I had always thought that I bore more of a physical resemblance to my father’s family. When my maternal grandmother died, my mother and I went through the steamer trunks filled with her letters and photographs. I found a picture of Iris when she was nineteen (my age at the time), posing outside of her nursing school. We were mirror images of each other, from our petite frames to our dark hair. I never knew.
After reading Ruth Reichl’s new book, Not Becoming My Mother, I’ve been thinking of Iris and Fritzi and what their lives must have been like. Reichl is the same age as my parents, so her parents were of the same generation. She writes about her mother’s life, seen for the first time through her personal letters and notes, and comes to a new understanding of her mother’s struggles with mental illness. She paints a portrait of a woman who was stunted by her the limited choices that women had in those days. It’s heartbreaking to realize the wasted potential, not just in Reichl’s mother, but in all the mothers of that generation.

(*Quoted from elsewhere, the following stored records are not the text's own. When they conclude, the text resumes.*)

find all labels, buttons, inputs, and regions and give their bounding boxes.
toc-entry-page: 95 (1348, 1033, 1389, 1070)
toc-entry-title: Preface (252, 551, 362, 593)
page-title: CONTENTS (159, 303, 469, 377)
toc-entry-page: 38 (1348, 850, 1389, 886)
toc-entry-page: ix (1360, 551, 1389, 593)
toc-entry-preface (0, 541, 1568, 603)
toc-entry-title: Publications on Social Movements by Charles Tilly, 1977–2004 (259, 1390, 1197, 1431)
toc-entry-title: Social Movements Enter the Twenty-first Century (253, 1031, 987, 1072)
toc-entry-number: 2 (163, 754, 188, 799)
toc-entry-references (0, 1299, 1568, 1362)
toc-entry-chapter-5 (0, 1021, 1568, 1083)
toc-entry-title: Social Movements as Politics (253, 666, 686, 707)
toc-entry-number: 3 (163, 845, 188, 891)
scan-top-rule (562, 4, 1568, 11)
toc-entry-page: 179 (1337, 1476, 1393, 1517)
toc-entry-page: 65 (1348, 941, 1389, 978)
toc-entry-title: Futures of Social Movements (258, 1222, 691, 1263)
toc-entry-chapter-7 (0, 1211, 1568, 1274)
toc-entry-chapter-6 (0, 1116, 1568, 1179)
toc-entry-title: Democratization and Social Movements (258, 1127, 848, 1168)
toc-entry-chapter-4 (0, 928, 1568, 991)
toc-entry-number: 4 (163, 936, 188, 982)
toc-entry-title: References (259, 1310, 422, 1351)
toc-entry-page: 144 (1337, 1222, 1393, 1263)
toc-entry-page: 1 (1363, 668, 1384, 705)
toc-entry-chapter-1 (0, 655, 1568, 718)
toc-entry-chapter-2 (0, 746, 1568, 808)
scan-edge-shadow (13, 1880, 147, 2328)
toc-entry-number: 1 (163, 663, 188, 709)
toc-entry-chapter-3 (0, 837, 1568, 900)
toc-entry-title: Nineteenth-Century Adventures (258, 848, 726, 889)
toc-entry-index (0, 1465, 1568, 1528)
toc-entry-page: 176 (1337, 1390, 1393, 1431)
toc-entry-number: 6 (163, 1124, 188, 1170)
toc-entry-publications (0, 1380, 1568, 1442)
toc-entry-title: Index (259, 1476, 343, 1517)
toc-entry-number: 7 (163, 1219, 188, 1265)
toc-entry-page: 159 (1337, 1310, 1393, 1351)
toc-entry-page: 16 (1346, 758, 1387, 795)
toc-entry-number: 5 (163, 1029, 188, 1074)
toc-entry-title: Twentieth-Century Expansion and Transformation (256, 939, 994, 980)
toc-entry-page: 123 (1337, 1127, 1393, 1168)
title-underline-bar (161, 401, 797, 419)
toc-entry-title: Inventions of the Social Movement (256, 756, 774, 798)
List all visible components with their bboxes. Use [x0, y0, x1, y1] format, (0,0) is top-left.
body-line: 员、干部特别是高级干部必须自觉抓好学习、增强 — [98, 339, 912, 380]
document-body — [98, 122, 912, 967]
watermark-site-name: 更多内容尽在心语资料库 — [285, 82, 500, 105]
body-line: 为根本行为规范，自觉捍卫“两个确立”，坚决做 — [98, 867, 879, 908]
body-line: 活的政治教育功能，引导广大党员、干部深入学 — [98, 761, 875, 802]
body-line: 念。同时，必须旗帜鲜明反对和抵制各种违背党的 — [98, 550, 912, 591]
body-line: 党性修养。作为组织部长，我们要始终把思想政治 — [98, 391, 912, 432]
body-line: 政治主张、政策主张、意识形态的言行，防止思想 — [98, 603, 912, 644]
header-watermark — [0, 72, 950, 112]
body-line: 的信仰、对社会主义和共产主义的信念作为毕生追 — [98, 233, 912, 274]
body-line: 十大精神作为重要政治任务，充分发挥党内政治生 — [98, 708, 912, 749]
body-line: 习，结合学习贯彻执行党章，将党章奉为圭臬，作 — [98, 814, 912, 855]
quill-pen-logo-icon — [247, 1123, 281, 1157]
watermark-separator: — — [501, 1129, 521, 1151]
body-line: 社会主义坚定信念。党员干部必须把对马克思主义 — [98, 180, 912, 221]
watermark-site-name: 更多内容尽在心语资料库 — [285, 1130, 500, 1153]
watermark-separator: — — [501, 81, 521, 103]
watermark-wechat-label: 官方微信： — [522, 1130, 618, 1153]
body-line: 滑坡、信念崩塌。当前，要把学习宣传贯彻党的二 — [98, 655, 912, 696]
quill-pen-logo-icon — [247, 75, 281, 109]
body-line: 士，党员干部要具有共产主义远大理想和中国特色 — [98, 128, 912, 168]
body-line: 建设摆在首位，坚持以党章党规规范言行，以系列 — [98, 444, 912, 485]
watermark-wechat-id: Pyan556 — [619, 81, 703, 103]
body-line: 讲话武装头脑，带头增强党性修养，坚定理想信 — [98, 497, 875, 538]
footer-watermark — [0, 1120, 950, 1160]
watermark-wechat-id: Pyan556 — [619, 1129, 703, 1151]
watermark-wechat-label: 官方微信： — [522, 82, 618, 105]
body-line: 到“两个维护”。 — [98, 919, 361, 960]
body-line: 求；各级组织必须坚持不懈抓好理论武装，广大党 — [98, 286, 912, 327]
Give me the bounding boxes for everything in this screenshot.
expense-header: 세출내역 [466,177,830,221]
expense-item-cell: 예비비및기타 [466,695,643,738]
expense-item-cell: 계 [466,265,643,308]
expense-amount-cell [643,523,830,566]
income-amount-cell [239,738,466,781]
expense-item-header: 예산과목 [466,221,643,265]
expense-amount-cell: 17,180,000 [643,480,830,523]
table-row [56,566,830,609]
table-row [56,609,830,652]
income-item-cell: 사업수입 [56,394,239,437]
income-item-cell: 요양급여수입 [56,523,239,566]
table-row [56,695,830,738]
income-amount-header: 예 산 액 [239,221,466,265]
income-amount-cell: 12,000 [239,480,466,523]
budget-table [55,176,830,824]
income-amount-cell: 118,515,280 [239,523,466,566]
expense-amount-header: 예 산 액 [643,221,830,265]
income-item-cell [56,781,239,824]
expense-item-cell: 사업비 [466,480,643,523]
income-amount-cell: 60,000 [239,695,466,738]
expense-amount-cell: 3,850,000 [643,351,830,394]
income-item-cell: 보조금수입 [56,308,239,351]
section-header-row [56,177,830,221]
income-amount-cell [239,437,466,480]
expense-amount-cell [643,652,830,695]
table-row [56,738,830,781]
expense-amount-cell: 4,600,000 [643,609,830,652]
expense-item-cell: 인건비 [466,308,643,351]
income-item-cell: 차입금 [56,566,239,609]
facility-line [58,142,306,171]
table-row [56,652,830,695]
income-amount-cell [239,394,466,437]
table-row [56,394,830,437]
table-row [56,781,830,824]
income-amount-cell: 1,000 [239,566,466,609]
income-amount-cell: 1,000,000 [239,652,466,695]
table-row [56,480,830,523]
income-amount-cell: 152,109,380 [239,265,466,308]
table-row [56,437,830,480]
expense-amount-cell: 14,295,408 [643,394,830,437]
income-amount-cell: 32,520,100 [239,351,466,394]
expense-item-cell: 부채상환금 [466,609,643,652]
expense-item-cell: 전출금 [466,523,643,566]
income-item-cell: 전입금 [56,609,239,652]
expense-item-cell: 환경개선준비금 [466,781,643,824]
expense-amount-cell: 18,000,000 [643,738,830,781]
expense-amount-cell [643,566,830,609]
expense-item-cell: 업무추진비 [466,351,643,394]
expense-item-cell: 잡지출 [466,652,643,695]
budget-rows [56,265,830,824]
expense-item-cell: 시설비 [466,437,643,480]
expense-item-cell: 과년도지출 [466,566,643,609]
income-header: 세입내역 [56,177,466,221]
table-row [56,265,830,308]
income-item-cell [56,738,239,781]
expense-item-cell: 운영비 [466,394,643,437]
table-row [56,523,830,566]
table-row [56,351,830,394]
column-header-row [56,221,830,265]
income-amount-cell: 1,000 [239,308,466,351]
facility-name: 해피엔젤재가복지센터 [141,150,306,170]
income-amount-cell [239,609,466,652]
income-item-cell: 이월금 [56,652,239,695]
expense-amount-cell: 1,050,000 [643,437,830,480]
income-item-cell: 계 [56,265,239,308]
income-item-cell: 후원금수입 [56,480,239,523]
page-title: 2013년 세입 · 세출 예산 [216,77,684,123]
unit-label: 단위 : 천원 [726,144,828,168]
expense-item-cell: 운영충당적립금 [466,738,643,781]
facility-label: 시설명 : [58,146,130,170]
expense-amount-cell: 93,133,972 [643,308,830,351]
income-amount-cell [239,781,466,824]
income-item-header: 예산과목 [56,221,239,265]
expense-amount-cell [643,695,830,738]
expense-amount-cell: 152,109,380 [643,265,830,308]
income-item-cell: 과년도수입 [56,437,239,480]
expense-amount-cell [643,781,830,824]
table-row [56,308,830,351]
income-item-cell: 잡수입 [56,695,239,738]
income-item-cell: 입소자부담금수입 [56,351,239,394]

Without those women, my mother’s generation wouldn’t have broken away and forged a new path. Without my mother choosing to work, raise a family, and have a career, I wouldn’t have nearly as many choices and opportunities as I have. I’m the first generation that gets to take things for granted: a college education, a marriage that’s a partnership of equals, a career that uses my strengths, and a choice regarding whether or not to have children. I wonder if my grandmothers were still alive, what they would think of my life? Would they be proud of how far I’ve come? Would they be jealous, as Reichl’s mother was, of all of my opportunities?
I would highly recommend this book to all women, regardless of your age or your relationship with your mother or grandmothers. I think it offers all of us an important shift in perspective, reminding us of the lives that were sacrificed so that we could thrive.